While near-term exit activity may continue to fluctuate, the evidence suggests that the market is not constrained by a lack of exit opportunities but rather is undergoing a transition toward a more fundamentals-driven environment. As this shift continues, investors positioned with managers capable of executing in this context may be better placed to achieve more consistent liquidity outcomes over time.

The materials are being provided for informational purposes only and constitute neither an offer to sell nor a solicitation of an offer to buy securities. These materials also do not constitute an offer or advertisement of TIFF’s investment advisory services or investment, legal or tax advice. Opinions expressed herein are those of TIFF and are not a recommendation to buy or sell any securities.

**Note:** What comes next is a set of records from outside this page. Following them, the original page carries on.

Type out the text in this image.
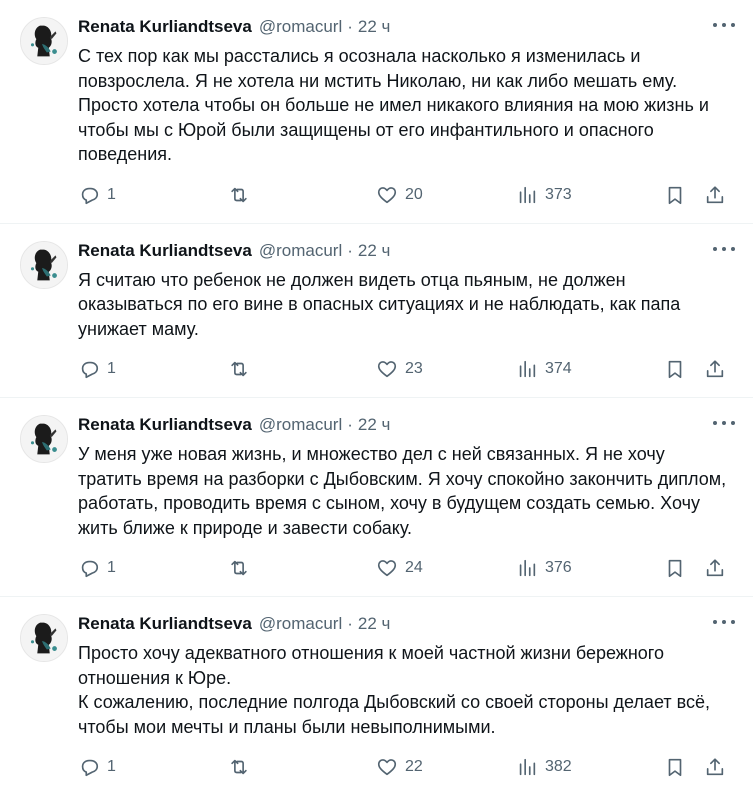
Renata Kurliandtseva @romacurl · 22 ч
С тех пор как мы расстались я осознала насколько я изменилась и повзрослела. Я не хотела ни мстить Николаю, ни как либо мешать ему. Просто хотела чтобы он больше не имел никакого влияния на мою жизнь и чтобы мы с Юрой были защищены от его инфантильного и опасного поведения.
1	20	373
Renata Kurliandtseva @romacurl · 22 ч
Я считаю что ребенок не должен видеть отца пьяным, не должен оказываться по его вине в опасных ситуациях и не наблюдать, как папа унижает маму.
1	23	374
Renata Kurliandtseva @romacurl · 22 ч
У меня уже новая жизнь, и множество дел с ней связанных. Я не хочу тратить время на разборки с Дыбовским. Я хочу спокойно закончить диплом, работать, проводить время с сыном, хочу в будущем создать семью. Хочу жить ближе к природе и завести собаку.
1	24	376
Renata Kurliandtseva @romacurl · 22 ч
Просто хочу адекватного отношения к моей частной жизни бережного отношения к Юре.
К сожалению, последние полгода Дыбовский со своей стороны делает всё, чтобы мои мечты и планы были невыполнимыми.
1	22	382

These materials may contain forward-looking statements relating to future events. In some cases, you can identify forward-looking statements by terminology such as “may,” “will,” “should,” “expect,” “plan,” “intend,” “anticipate,” “believe,” “estimate,” “predict,” “potential,” or “continue,” the negative of such terms or other comparable terminology. Although TIFF believes the expectations reflected in the forward-looking statements are reasonable, future results cannot be guaranteed.

Footnotes

  1. McKinsey & Company. “Global Private Markets Report 2024: Private Markets in a Slower Era.” Feb. 2026.

  2. Pitchbook. “2025 Annual U.S. PE Breakdown – PitchBook.” 14 Jan. 2026.

  3. Pitchbook. “2025 Annual US PE Breakdown – PitchBook.” 14 Jan. 2026.

  4. Bain & Company. “Global Private Equity Report 2019.” 2026.

  5. Pitchbook. “2025 Annual US PE Middle Market Report – PitchBook.” 13 Mar. 2026.

  6. EY. Private Equity Pulse from Q4 2025. 4 Feb. 2026.